Indeed, the Barclays Center opened only two months before Browne made his debut. It is pretty obvious that the Staten Island native has been viewed as a potential hometown star for the arena since the arena began showing boxing cards.
So far Browne is 19-0 with 12 KOs. He knocked out former belt holder Gabriel Gampillo in September 2015 and hard-punching Thomas Williams last February. There is a good argument to rate him in the division’s top 10.
Monaghan was a bricklayer by trade and entered the professional boxing ranks after less than 20 amateur bouts. He started as a club fighter but had the talent and exciting style to crack the undercard on shows at Madison Square Garden, Boardwalk Hall and the MGM Grand at Foxwoods. I first learned about him when I saw him knock somebody out on the Nonito Donaire-Omar Narvaez card at the Garden’s small room back in 2011. He had a large show of support, even that early in his career.

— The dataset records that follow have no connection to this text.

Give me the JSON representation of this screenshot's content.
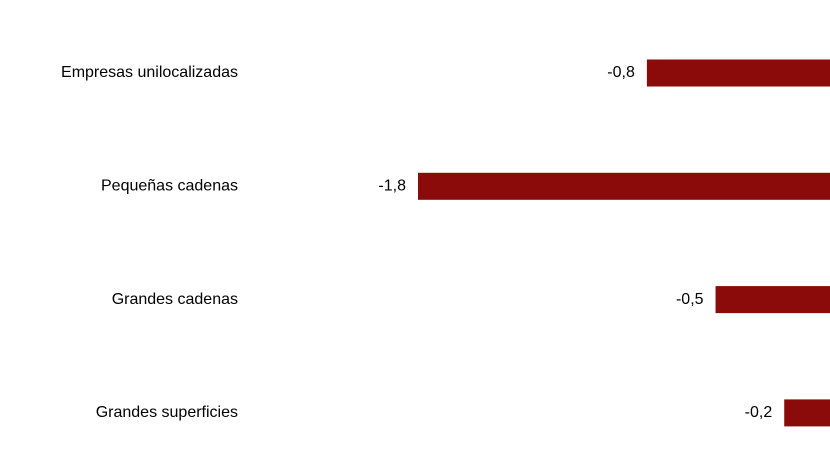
{
  "chart_data": {
    "type": "barh",
    "categories": [
      "Empresas unilocalizadas",
      "Pequeñas cadenas",
      "Grandes cadenas",
      "Grandes superficies"
    ],
    "values": [
      -0.8,
      -1.8,
      -0.5,
      -0.2
    ],
    "value_labels": [
      "-0,8",
      "-1,8",
      "-0,5",
      "-0,2"
    ],
    "color": "#8b0a0a",
    "xlim": [
      -1.8,
      0
    ]
  }
}
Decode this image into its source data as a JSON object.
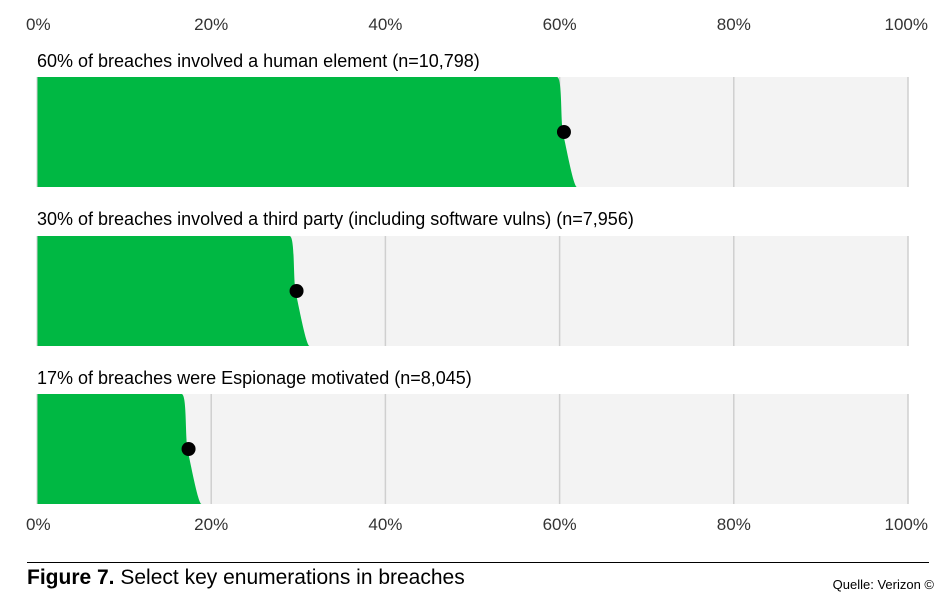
{
  "chart_data": {
    "type": "bar",
    "orientation": "horizontal",
    "xlim": [
      0,
      100
    ],
    "tick_labels": [
      "0%",
      "20%",
      "40%",
      "60%",
      "80%",
      "100%"
    ],
    "tick_values": [
      0,
      20,
      40,
      60,
      80,
      100
    ],
    "grid": true,
    "panels": [
      {
        "title": "60% of breaches involved a human element (n=10,798)",
        "value": 60.5
      },
      {
        "title": "30% of breaches involved a third party (including software vulns) (n=7,956)",
        "value": 29.8
      },
      {
        "title": "17% of breaches were Espionage motivated (n=8,045)",
        "value": 17.4
      }
    ]
  },
  "caption": {
    "label": "Figure 7.",
    "text": " Select key enumerations in breaches"
  },
  "source": "Quelle: Verizon ©",
  "colors": {
    "bar": "#00b843",
    "track": "#f3f3f3",
    "grid": "#cfcfcf",
    "dot": "#000000"
  }
}
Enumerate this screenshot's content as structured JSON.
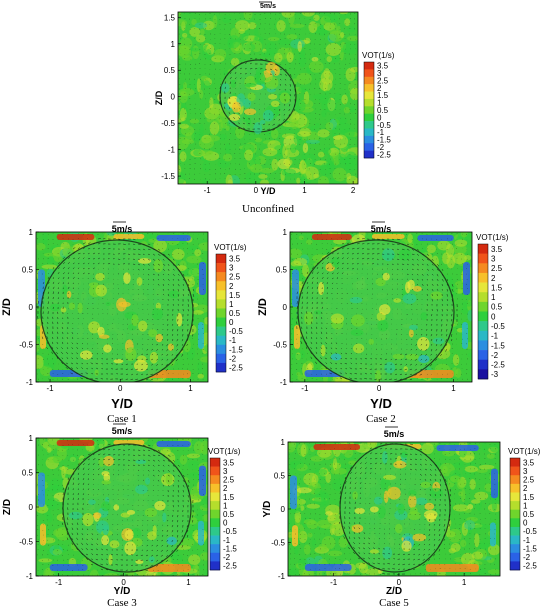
{
  "chart_data": [
    {
      "type": "heatmap",
      "caption": "Unconfined",
      "scale_label": "5m/s",
      "xlabel": "Y/D",
      "ylabel": "Z/D",
      "xlim": [
        -1.6,
        2.1
      ],
      "ylim": [
        -1.65,
        1.6
      ],
      "xticks": [
        "-1",
        "0",
        "1",
        "2"
      ],
      "yticks": [
        "1.5",
        "1",
        "0.5",
        "0",
        "-0.5",
        "-1",
        "-1.5"
      ],
      "legend_title": "VOT(1/s)",
      "legend_levels": [
        "3.5",
        "3",
        "2.5",
        "2",
        "1.5",
        "1",
        "0.5",
        "0",
        "-0.5",
        "-1",
        "-1.5",
        "-2",
        "-2.5"
      ],
      "legend_colors": [
        "#d42a10",
        "#f0541a",
        "#f58a20",
        "#f7c02a",
        "#e6e63a",
        "#b5de2c",
        "#6fd52c",
        "#2fcf3d",
        "#2ec98a",
        "#2ab8c6",
        "#2b8ee0",
        "#2a62e6",
        "#2030c8"
      ]
    },
    {
      "type": "heatmap",
      "caption": "Case 1",
      "scale_label": "5m/s",
      "xlabel": "Y/D",
      "ylabel": "Z/D",
      "xlim": [
        -1.2,
        1.25
      ],
      "ylim": [
        -1.0,
        1.0
      ],
      "xticks": [
        "-1",
        "0",
        "1"
      ],
      "yticks": [
        "1",
        "0.5",
        "0",
        "-0.5",
        "-1"
      ],
      "legend_title": "VOT(1/s)",
      "legend_levels": [
        "3.5",
        "3",
        "2.5",
        "2",
        "1.5",
        "1",
        "0.5",
        "0",
        "-0.5",
        "-1",
        "-1.5",
        "-2",
        "-2.5"
      ],
      "legend_colors": [
        "#d42a10",
        "#f0541a",
        "#f58a20",
        "#f7c02a",
        "#e6e63a",
        "#b5de2c",
        "#6fd52c",
        "#2fcf3d",
        "#2ec98a",
        "#2ab8c6",
        "#2b8ee0",
        "#2a62e6",
        "#2030c8"
      ]
    },
    {
      "type": "heatmap",
      "caption": "Case 2",
      "scale_label": "5m/s",
      "xlabel": "Y/D",
      "ylabel": "Z/D",
      "xlim": [
        -1.2,
        1.25
      ],
      "ylim": [
        -1.0,
        1.0
      ],
      "xticks": [
        "-1",
        "0",
        "1"
      ],
      "yticks": [
        "1",
        "0.5",
        "0",
        "-0.5",
        "-1"
      ],
      "legend_title": "VOT(1/s)",
      "legend_levels": [
        "3.5",
        "3",
        "2.5",
        "2",
        "1.5",
        "1",
        "0.5",
        "0",
        "-0.5",
        "-1",
        "-1.5",
        "-2",
        "-2.5",
        "-3"
      ],
      "legend_colors": [
        "#d42a10",
        "#f0541a",
        "#f58a20",
        "#f7c02a",
        "#e6e63a",
        "#b5de2c",
        "#6fd52c",
        "#2fcf3d",
        "#2ec98a",
        "#2ab8c6",
        "#2b8ee0",
        "#2a62e6",
        "#2030c8",
        "#1a10a0"
      ]
    },
    {
      "type": "heatmap",
      "caption": "Case 3",
      "scale_label": "5m/s",
      "xlabel": "Y/D",
      "ylabel": "Z/D",
      "xlim": [
        -1.35,
        1.3
      ],
      "ylim": [
        -1.0,
        1.0
      ],
      "xticks": [
        "-1",
        "0",
        "1"
      ],
      "yticks": [
        "1",
        "0.5",
        "0",
        "-0.5",
        "-1"
      ],
      "legend_title": "VOT(1/s)",
      "legend_levels": [
        "3.5",
        "3",
        "2.5",
        "2",
        "1.5",
        "1",
        "0.5",
        "0",
        "-0.5",
        "-1",
        "-1.5",
        "-2",
        "-2.5"
      ],
      "legend_colors": [
        "#d42a10",
        "#f0541a",
        "#f58a20",
        "#f7c02a",
        "#e6e63a",
        "#b5de2c",
        "#6fd52c",
        "#2fcf3d",
        "#2ec98a",
        "#2ab8c6",
        "#2b8ee0",
        "#2a62e6",
        "#2030c8"
      ]
    },
    {
      "type": "heatmap",
      "caption": "Case 5",
      "scale_label": "5m/s",
      "xlabel": "Z/D",
      "ylabel": "Y/D",
      "xlim": [
        -1.7,
        1.55
      ],
      "ylim": [
        -1.0,
        1.0
      ],
      "xticks": [
        "-1",
        "0",
        "1"
      ],
      "yticks": [
        "1",
        "0.5",
        "0",
        "-0.5",
        "-1"
      ],
      "legend_title": "VOT(1/s)",
      "legend_levels": [
        "3.5",
        "3",
        "2.5",
        "2",
        "1.5",
        "1",
        "0.5",
        "0",
        "-0.5",
        "-1",
        "-1.5",
        "-2",
        "-2.5"
      ],
      "legend_colors": [
        "#d42a10",
        "#f0541a",
        "#f58a20",
        "#f7c02a",
        "#e6e63a",
        "#b5de2c",
        "#6fd52c",
        "#2fcf3d",
        "#2ec98a",
        "#2ab8c6",
        "#2b8ee0",
        "#2a62e6",
        "#2030c8"
      ]
    }
  ]
}
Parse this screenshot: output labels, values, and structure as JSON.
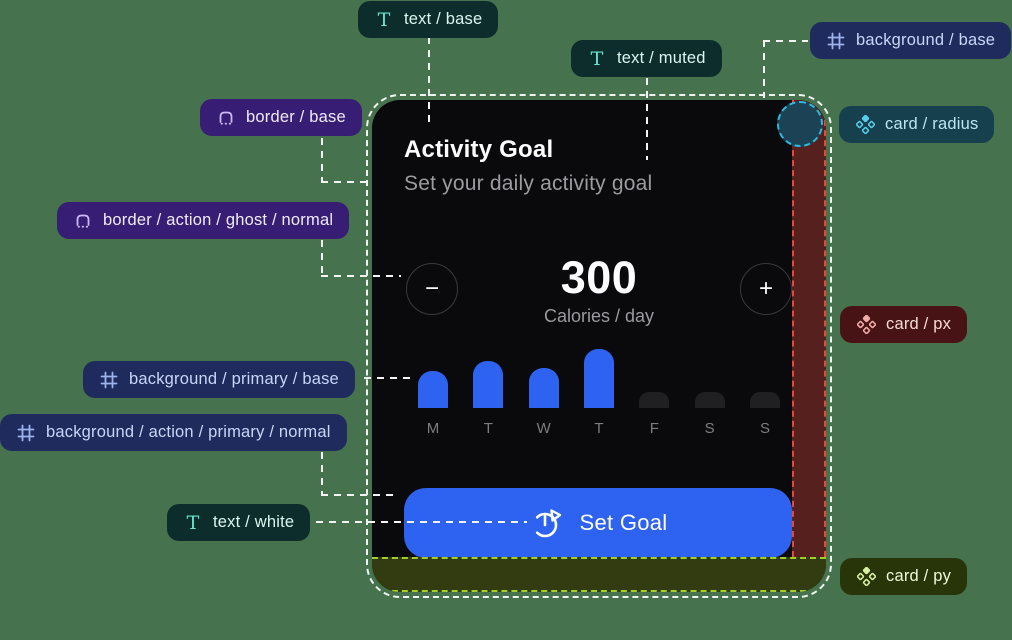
{
  "page": {
    "background_color": "#47724E"
  },
  "tokens": [
    {
      "label": "text / base",
      "icon": "text-token-icon"
    },
    {
      "label": "text / muted",
      "icon": "text-token-icon"
    },
    {
      "label": "background / base",
      "icon": "frame-token-icon"
    },
    {
      "label": "border / base",
      "icon": "border-token-icon"
    },
    {
      "label": "border / action / ghost / normal",
      "icon": "border-token-icon"
    },
    {
      "label": "background / primary / base",
      "icon": "frame-token-icon"
    },
    {
      "label": "background / action / primary / normal",
      "icon": "frame-token-icon"
    },
    {
      "label": "text / white",
      "icon": "text-token-icon"
    },
    {
      "label": "card / radius",
      "icon": "diamonds-token-icon"
    },
    {
      "label": "card / px",
      "icon": "diamonds-token-icon"
    },
    {
      "label": "card / py",
      "icon": "diamonds-token-icon"
    }
  ],
  "card": {
    "title": "Activity Goal",
    "subtitle": "Set your daily activity goal",
    "stepper": {
      "decrease": "−",
      "value": "300",
      "unit": "Calories / day",
      "increase": "+"
    },
    "chart": {
      "type": "bar",
      "days": [
        "M",
        "T",
        "W",
        "T",
        "F",
        "S",
        "S"
      ],
      "heights": [
        37,
        47,
        40,
        59,
        16,
        16,
        16
      ],
      "active": [
        true,
        true,
        true,
        true,
        false,
        false,
        false
      ]
    },
    "button": {
      "label": "Set Goal"
    }
  },
  "colors": {
    "accent_blue": "#2E63F1",
    "card_background": "#0A0A0C",
    "muted_text": "#9B9BA1",
    "px_highlight": "#56201E",
    "px_border": "#E8483A",
    "py_highlight": "#333C10",
    "py_border": "#A2CE26",
    "radius_fill": "#1B4255",
    "radius_border": "#2EB8DB"
  }
}
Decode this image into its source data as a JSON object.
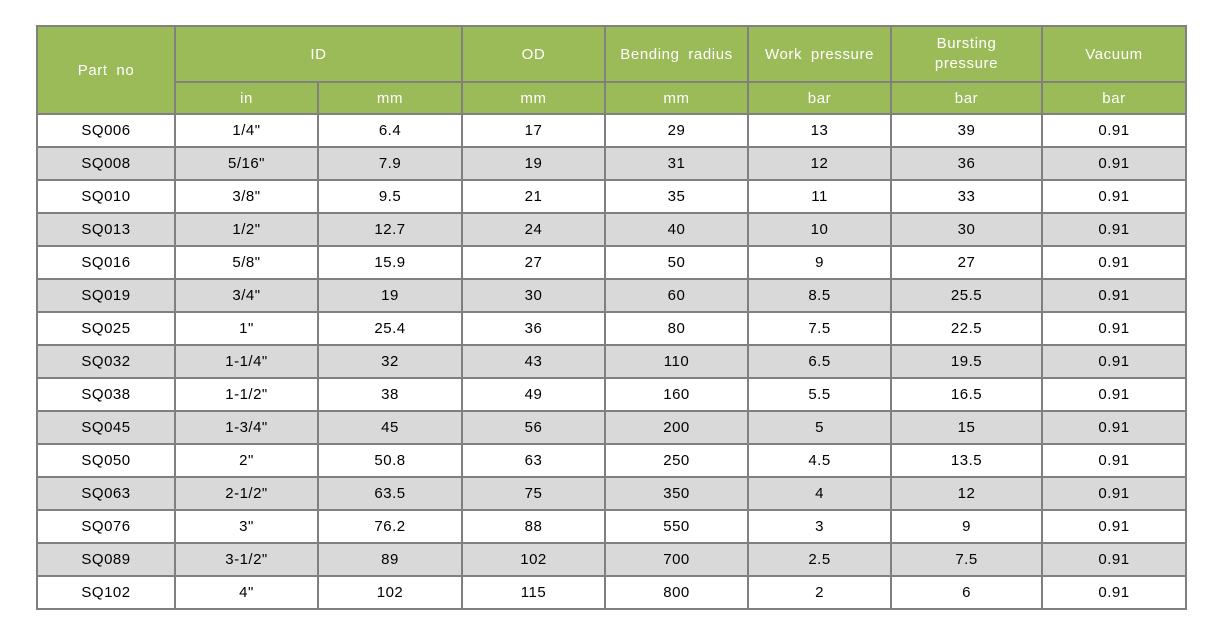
{
  "table": {
    "header": {
      "part_no": "Part no",
      "id": "ID",
      "od": "OD",
      "bending_radius": "Bending radius",
      "work_pressure": "Work pressure",
      "bursting_pressure": "Bursting pressure",
      "vacuum": "Vacuum",
      "unit_id_in": "in",
      "unit_id_mm": "mm",
      "unit_od_mm": "mm",
      "unit_bending_mm": "mm",
      "unit_work_bar": "bar",
      "unit_bursting_bar": "bar",
      "unit_vacuum_bar": "bar"
    },
    "column_keys": [
      "part-no",
      "id-in",
      "id-mm",
      "od-mm",
      "bending-radius-mm",
      "work-pressure-bar",
      "bursting-pressure-bar",
      "vacuum-bar"
    ],
    "rows": [
      [
        "SQ006",
        "1/4\"",
        "6.4",
        "17",
        "29",
        "13",
        "39",
        "0.91"
      ],
      [
        "SQ008",
        "5/16\"",
        "7.9",
        "19",
        "31",
        "12",
        "36",
        "0.91"
      ],
      [
        "SQ010",
        "3/8\"",
        "9.5",
        "21",
        "35",
        "11",
        "33",
        "0.91"
      ],
      [
        "SQ013",
        "1/2\"",
        "12.7",
        "24",
        "40",
        "10",
        "30",
        "0.91"
      ],
      [
        "SQ016",
        "5/8\"",
        "15.9",
        "27",
        "50",
        "9",
        "27",
        "0.91"
      ],
      [
        "SQ019",
        "3/4\"",
        "19",
        "30",
        "60",
        "8.5",
        "25.5",
        "0.91"
      ],
      [
        "SQ025",
        "1\"",
        "25.4",
        "36",
        "80",
        "7.5",
        "22.5",
        "0.91"
      ],
      [
        "SQ032",
        "1-1/4\"",
        "32",
        "43",
        "110",
        "6.5",
        "19.5",
        "0.91"
      ],
      [
        "SQ038",
        "1-1/2\"",
        "38",
        "49",
        "160",
        "5.5",
        "16.5",
        "0.91"
      ],
      [
        "SQ045",
        "1-3/4\"",
        "45",
        "56",
        "200",
        "5",
        "15",
        "0.91"
      ],
      [
        "SQ050",
        "2\"",
        "50.8",
        "63",
        "250",
        "4.5",
        "13.5",
        "0.91"
      ],
      [
        "SQ063",
        "2-1/2\"",
        "63.5",
        "75",
        "350",
        "4",
        "12",
        "0.91"
      ],
      [
        "SQ076",
        "3\"",
        "76.2",
        "88",
        "550",
        "3",
        "9",
        "0.91"
      ],
      [
        "SQ089",
        "3-1/2\"",
        "89",
        "102",
        "700",
        "2.5",
        "7.5",
        "0.91"
      ],
      [
        "SQ102",
        "4\"",
        "102",
        "115",
        "800",
        "2",
        "6",
        "0.91"
      ]
    ],
    "colors": {
      "header_bg": "#9BBB59",
      "header_text": "#FFFFFF",
      "border": "#808080",
      "row_bg": "#FFFFFF",
      "row_alt_bg": "#D9D9D9",
      "body_text": "#000000"
    }
  }
}
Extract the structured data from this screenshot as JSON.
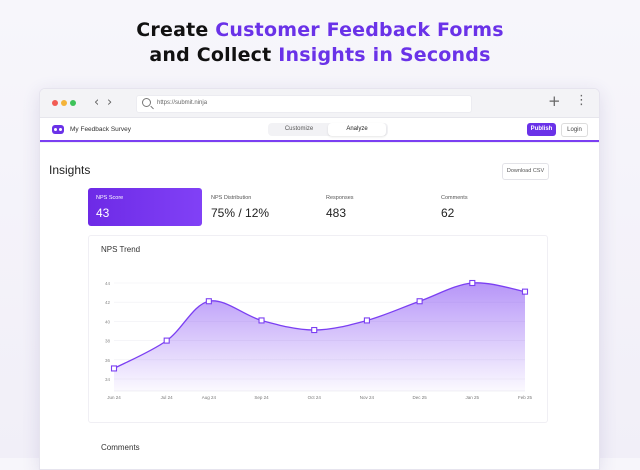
{
  "headline": {
    "line1_prefix": "Create ",
    "line1_highlight": "Customer Feedback Forms",
    "line2_prefix": "and Collect ",
    "line2_highlight": "Insights in Seconds"
  },
  "browser": {
    "url": "https://submit.ninja",
    "back_glyph": "‹",
    "forward_glyph": "›",
    "new_tab_glyph": "+",
    "menu_glyph": "⋮",
    "dot_colors": [
      "#f25c54",
      "#f4b43a",
      "#3ec35a"
    ]
  },
  "app": {
    "name": "My Feedback Survey",
    "tabs": [
      {
        "label": "Customize",
        "active": false
      },
      {
        "label": "Analyze",
        "active": true
      }
    ],
    "publish_label": "Publish",
    "login_label": "Login",
    "accent": "#6a32e8"
  },
  "insights": {
    "title": "Insights",
    "download_label": "Download CSV",
    "stats": [
      {
        "label": "NPS Score",
        "value": "43"
      },
      {
        "label": "NPS Distribution",
        "value": "75% / 12%"
      },
      {
        "label": "Responses",
        "value": "483"
      },
      {
        "label": "Comments",
        "value": "62"
      }
    ]
  },
  "chart_data": {
    "type": "area",
    "title": "NPS Trend",
    "categories": [
      "Jun 24",
      "Jul 24",
      "Aug 24",
      "Sep 24",
      "Oct 24",
      "Nov 24",
      "Dec 25",
      "Jan 25",
      "Feb 25"
    ],
    "x_positions": [
      0,
      1,
      1.8,
      2.8,
      3.8,
      4.8,
      5.8,
      6.8,
      7.8
    ],
    "y_ticks": [
      "44",
      "42",
      "40",
      "38",
      "36",
      "34"
    ],
    "y_tick_values": [
      44,
      42,
      40,
      38,
      36,
      34
    ],
    "values": [
      35.1,
      38,
      42.1,
      40.1,
      39.1,
      40.1,
      42.1,
      44,
      43.1
    ],
    "ylim": [
      34,
      44
    ],
    "color": "#7b3ff2",
    "grid": true
  },
  "comments": {
    "title": "Comments"
  }
}
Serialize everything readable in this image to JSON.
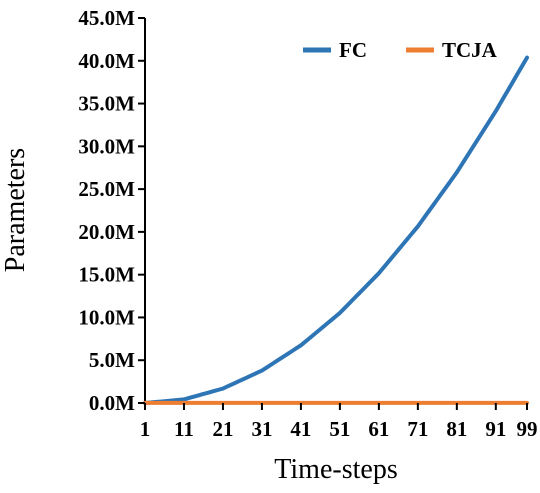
{
  "chart_data": {
    "type": "line",
    "xlabel": "Time-steps",
    "ylabel": "Parameters",
    "xlim": [
      1,
      99
    ],
    "ylim": [
      0,
      45000000
    ],
    "x_ticks": [
      1,
      11,
      21,
      31,
      41,
      51,
      61,
      71,
      81,
      91,
      99
    ],
    "y_ticks": [
      {
        "value": 0,
        "label": "0.0M"
      },
      {
        "value": 5000000,
        "label": "5.0M"
      },
      {
        "value": 10000000,
        "label": "10.0M"
      },
      {
        "value": 15000000,
        "label": "15.0M"
      },
      {
        "value": 20000000,
        "label": "20.0M"
      },
      {
        "value": 25000000,
        "label": "25.0M"
      },
      {
        "value": 30000000,
        "label": "30.0M"
      },
      {
        "value": 35000000,
        "label": "35.0M"
      },
      {
        "value": 40000000,
        "label": "40.0M"
      },
      {
        "value": 45000000,
        "label": "45.0M"
      }
    ],
    "grid": false,
    "legend_position": "top-right",
    "series": [
      {
        "name": "FC",
        "color": "#2e75b6",
        "x": [
          1,
          11,
          21,
          31,
          41,
          51,
          61,
          71,
          81,
          91,
          99
        ],
        "y": [
          0,
          420000,
          1690000,
          3790000,
          6740000,
          10530000,
          15170000,
          20640000,
          26960000,
          34120000,
          40370000
        ]
      },
      {
        "name": "TCJA",
        "color": "#ed7d31",
        "x": [
          1,
          11,
          21,
          31,
          41,
          51,
          61,
          71,
          81,
          91,
          99
        ],
        "y": [
          10000,
          10000,
          10000,
          10000,
          10000,
          10000,
          10000,
          10000,
          10000,
          10000,
          10000
        ]
      }
    ]
  }
}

He has kept winning since then. His record is now 28-0 with 17 KOs and on July 15, he’ll face his local rival, when he meets Browne at Nassau Coliseum.
Browne will represent a significant step up in competition for him–the only truly significant win on his resume is Donavan George, and George is no Marcus Browne.
Still, Monaghan has consistently defeated experienced journeymen and other club-level heroes. He deserves a turn in the spotlight against a contender like Browne.
Browne should win this fight for sure. But Monaghan will show up determined to cash in on his big break. And hardcore fans in the NYC area will have an exciting local rivalry to savor.